Field                                                                                                  |  Response
:------------------------------------------------------------------------------------------------------|:---------------------------------------------------------------------------------
Intended Task/Domain:                                                                   |  Vision-to-action model designed to play video games directly from raw frames
Model Type:                                                                                            |  Transformer
Intended Users:                                                                                        |  Researchers, game developers, open source community, gamers. Potential applications include next-generation game AI, automating testing for video games, and generally advancing research in embodied AI.

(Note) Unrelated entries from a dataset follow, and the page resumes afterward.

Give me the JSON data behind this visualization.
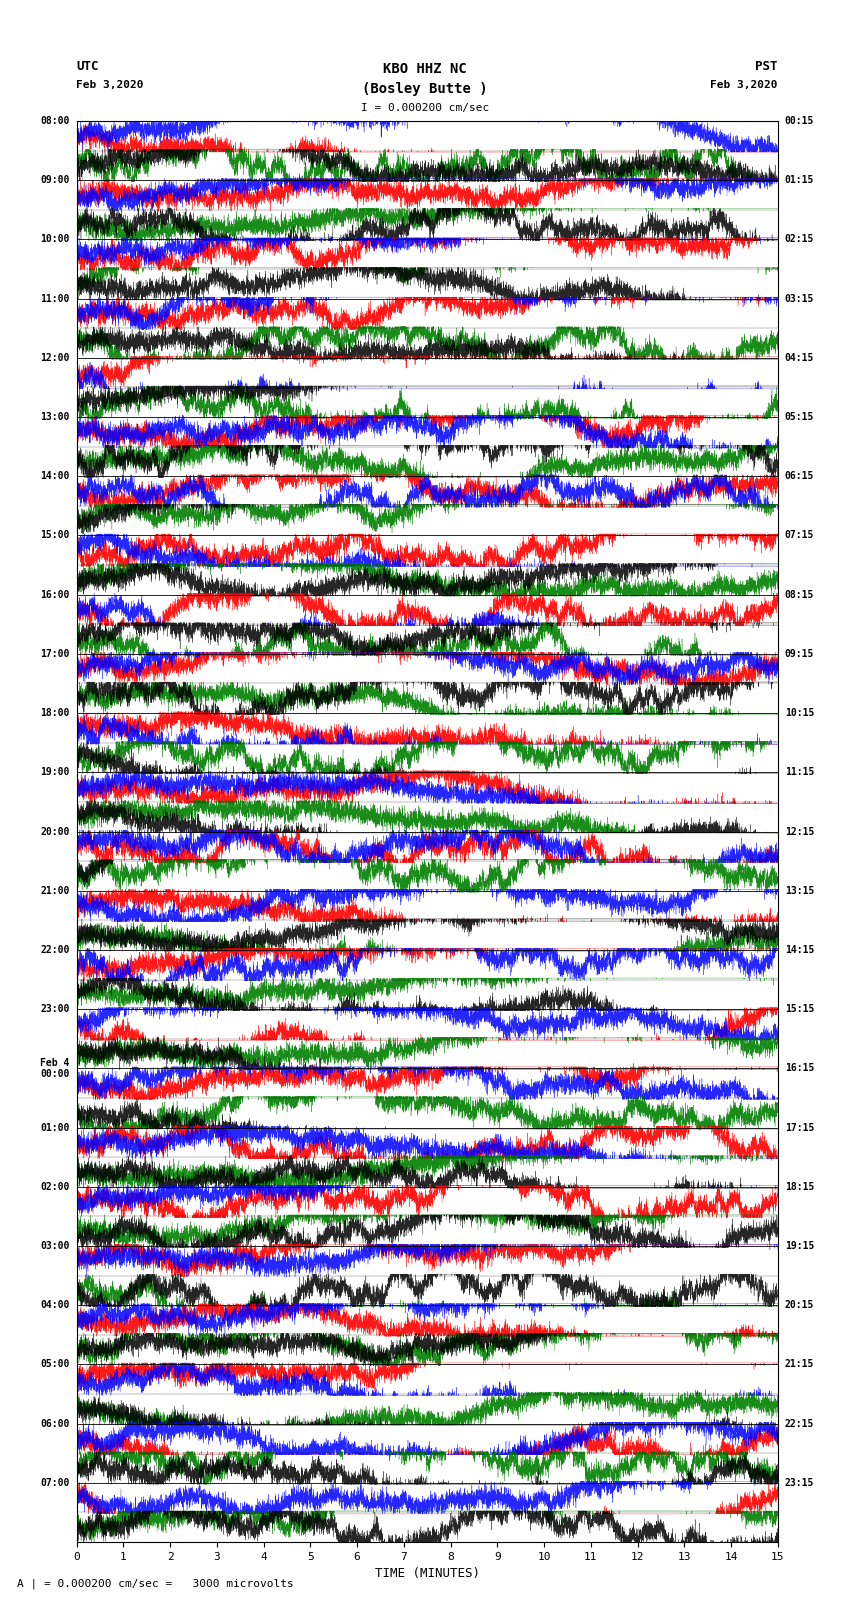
{
  "title_line1": "KBO HHZ NC",
  "title_line2": "(Bosley Butte )",
  "scale_text": "I = 0.000200 cm/sec",
  "utc_label": "UTC",
  "utc_date": "Feb 3,2020",
  "pst_label": "PST",
  "pst_date": "Feb 3,2020",
  "bottom_label": "A | = 0.000200 cm/sec =   3000 microvolts",
  "xlabel": "TIME (MINUTES)",
  "left_times_utc": [
    "08:00",
    "09:00",
    "10:00",
    "11:00",
    "12:00",
    "13:00",
    "14:00",
    "15:00",
    "16:00",
    "17:00",
    "18:00",
    "19:00",
    "20:00",
    "21:00",
    "22:00",
    "23:00",
    "Feb 4\n00:00",
    "01:00",
    "02:00",
    "03:00",
    "04:00",
    "05:00",
    "06:00",
    "07:00"
  ],
  "right_times_pst": [
    "00:15",
    "01:15",
    "02:15",
    "03:15",
    "04:15",
    "05:15",
    "06:15",
    "07:15",
    "08:15",
    "09:15",
    "10:15",
    "11:15",
    "12:15",
    "13:15",
    "14:15",
    "15:15",
    "16:15",
    "17:15",
    "18:15",
    "19:15",
    "20:15",
    "21:15",
    "22:15",
    "23:15"
  ],
  "n_hours": 24,
  "colors_top": [
    "red",
    "blue",
    "white"
  ],
  "colors_bottom": [
    "green",
    "black",
    "white"
  ],
  "bg_color": "white",
  "fig_width": 8.5,
  "fig_height": 16.13,
  "dpi": 100,
  "xmin": 0,
  "xmax": 15,
  "xticks": [
    0,
    1,
    2,
    3,
    4,
    5,
    6,
    7,
    8,
    9,
    10,
    11,
    12,
    13,
    14,
    15
  ]
}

Output:                                                                                                |  Gamepad actions
Describe how the model works:                                                                          |  Image inputs are encoded with a vision transformer. A separate diffusion transformer is conditioned on the image embeddings, which then denoise an action tensor 
Name the adversely impacted groups this has been tested to deliver comparable outcomes regardless of:  |  Not Applicable
Technical Limitations & Mitigation:                                                                    |  This model performs well on games played with a gamepad. Model may not perform well on games played with a keyboard or mouse.
Verified to have met prescribed NVIDIA quality standards:  |  Yes
Performance Metrics:                                                                                   |  Task success rate 
Potential Known Risks:                                                                                 |  The model may occasionally lose at certain games.
Licensing:                                                                                             |  Governing Terms:  [NVIDIA License](https://developer.download.nvidia.com/licenses/NVIDIA-OneWay-Noncommercial-License-22Mar2022.pdf).  Additional Information:  [Apache License](https://huggingface.co/datasets/choosealicense/licenses/blob/main/markdown/apache-2.0.md) for [https://huggingface.co/google/siglip2-base-patch16-224]().